Jane Friedman has a great personal site at JaneFriedman.com, but she also publishes articles frequently at WritersWrite. One of the more popular ones is her annual “what paths are there to publishing”. The chart and text goes through six different publishing models:
- Traditional publishing
- Big five
- Mid-size and large
- Small presses
- Alternatives to traditional publishing
- Hybrid publishing
- Assisted self-publishing
Her intro to the chart spells out the approach more clearly:
Since 2013, I have been annually updating this informational chart about the key publishing paths. […] One of the biggest questions I hear from authors today: Should I traditionally publish or self-publish? This is an increasingly complicated question to answer because:
- There are now many varieties of traditional publishing and self-publishing—with evolving models and varying contracts.
- You won’t find a universal, agreed-upon definition of what it means to “traditionally publish” or “self-publish.”

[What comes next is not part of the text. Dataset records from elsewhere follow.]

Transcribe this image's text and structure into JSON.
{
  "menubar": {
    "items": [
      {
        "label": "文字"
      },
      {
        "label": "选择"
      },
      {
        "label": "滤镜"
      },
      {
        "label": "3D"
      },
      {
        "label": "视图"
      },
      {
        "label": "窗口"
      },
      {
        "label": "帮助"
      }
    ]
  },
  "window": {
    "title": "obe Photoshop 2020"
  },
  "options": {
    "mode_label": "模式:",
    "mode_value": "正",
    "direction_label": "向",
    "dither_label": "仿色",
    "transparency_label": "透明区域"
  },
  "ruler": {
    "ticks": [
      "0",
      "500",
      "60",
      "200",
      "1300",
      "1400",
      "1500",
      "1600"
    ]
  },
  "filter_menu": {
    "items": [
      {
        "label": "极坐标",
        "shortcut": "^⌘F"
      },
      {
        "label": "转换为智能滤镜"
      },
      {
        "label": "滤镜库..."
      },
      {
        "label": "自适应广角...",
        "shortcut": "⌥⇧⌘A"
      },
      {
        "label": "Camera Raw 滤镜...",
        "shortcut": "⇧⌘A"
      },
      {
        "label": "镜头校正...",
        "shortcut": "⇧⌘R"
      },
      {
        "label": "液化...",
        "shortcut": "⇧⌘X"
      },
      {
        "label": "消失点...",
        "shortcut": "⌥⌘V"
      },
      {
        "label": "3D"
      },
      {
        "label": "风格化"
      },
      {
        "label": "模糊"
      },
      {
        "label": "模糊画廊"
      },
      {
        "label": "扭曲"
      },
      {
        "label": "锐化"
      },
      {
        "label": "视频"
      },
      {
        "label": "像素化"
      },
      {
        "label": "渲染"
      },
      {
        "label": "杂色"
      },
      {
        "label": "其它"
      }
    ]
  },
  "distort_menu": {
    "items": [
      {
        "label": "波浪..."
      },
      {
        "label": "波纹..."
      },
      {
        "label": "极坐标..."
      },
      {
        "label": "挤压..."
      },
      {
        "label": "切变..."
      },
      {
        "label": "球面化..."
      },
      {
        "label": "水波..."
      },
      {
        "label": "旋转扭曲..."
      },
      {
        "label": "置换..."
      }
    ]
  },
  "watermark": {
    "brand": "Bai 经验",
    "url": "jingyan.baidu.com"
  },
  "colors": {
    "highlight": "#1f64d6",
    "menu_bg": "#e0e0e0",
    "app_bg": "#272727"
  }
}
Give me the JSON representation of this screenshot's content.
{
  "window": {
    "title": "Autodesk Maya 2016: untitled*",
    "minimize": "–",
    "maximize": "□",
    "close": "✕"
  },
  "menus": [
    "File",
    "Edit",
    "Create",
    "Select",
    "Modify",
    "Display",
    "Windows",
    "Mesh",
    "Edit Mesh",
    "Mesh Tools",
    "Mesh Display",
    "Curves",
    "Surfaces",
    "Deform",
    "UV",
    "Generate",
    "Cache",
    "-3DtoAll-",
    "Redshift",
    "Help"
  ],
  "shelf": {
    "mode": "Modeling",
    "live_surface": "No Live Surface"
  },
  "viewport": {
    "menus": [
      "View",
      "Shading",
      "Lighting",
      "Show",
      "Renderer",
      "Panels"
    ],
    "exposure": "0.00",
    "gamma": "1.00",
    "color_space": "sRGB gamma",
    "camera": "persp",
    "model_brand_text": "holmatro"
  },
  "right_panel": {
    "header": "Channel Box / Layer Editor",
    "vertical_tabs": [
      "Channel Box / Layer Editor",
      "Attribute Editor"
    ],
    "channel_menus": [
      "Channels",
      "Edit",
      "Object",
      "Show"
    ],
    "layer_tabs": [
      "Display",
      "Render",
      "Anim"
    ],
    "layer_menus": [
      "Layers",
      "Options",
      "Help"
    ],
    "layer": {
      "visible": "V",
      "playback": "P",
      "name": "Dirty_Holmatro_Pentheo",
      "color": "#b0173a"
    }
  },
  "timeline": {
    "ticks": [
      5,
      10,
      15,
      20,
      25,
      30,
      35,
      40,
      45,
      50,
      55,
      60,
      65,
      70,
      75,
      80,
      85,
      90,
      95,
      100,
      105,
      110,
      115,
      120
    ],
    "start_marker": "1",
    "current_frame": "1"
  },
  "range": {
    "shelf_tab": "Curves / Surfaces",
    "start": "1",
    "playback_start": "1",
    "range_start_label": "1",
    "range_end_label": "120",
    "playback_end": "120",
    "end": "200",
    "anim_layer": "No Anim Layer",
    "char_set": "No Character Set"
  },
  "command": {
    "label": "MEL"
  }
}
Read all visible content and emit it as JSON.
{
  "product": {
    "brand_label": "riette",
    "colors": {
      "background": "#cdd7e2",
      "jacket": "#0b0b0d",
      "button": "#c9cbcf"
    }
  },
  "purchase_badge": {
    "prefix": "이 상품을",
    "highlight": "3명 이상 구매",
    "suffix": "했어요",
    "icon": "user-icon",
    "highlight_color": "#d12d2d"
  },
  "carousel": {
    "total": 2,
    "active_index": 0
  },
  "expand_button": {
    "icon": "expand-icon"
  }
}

- It’s not an either/or proposition. You can do both.
There is no one path or service that’s right for everyone; you must understand and study the changing landscape and make a choice based on long-term career goals, as well as the unique qualities of your work. Your choice should also be guided by your own personality (are you an entrepreneurial sort?) and experience as an author (do you have the slightest idea what you’re doing?).
My chart divides the field into traditional publishing and self-publishing.
It’s a great chart, in my view, although I would tend to think of it as four (I’d combine the big 5 with the mid & large, keep small presses apart, keep hybrid as “indie”, ditch the assisted (too many vanity press scammers in there) and rename DIY as self). But that’s just me quibbling. It’s a great chart for people to understand the models available to them, the risks involved, and where they want to invest their time and energy.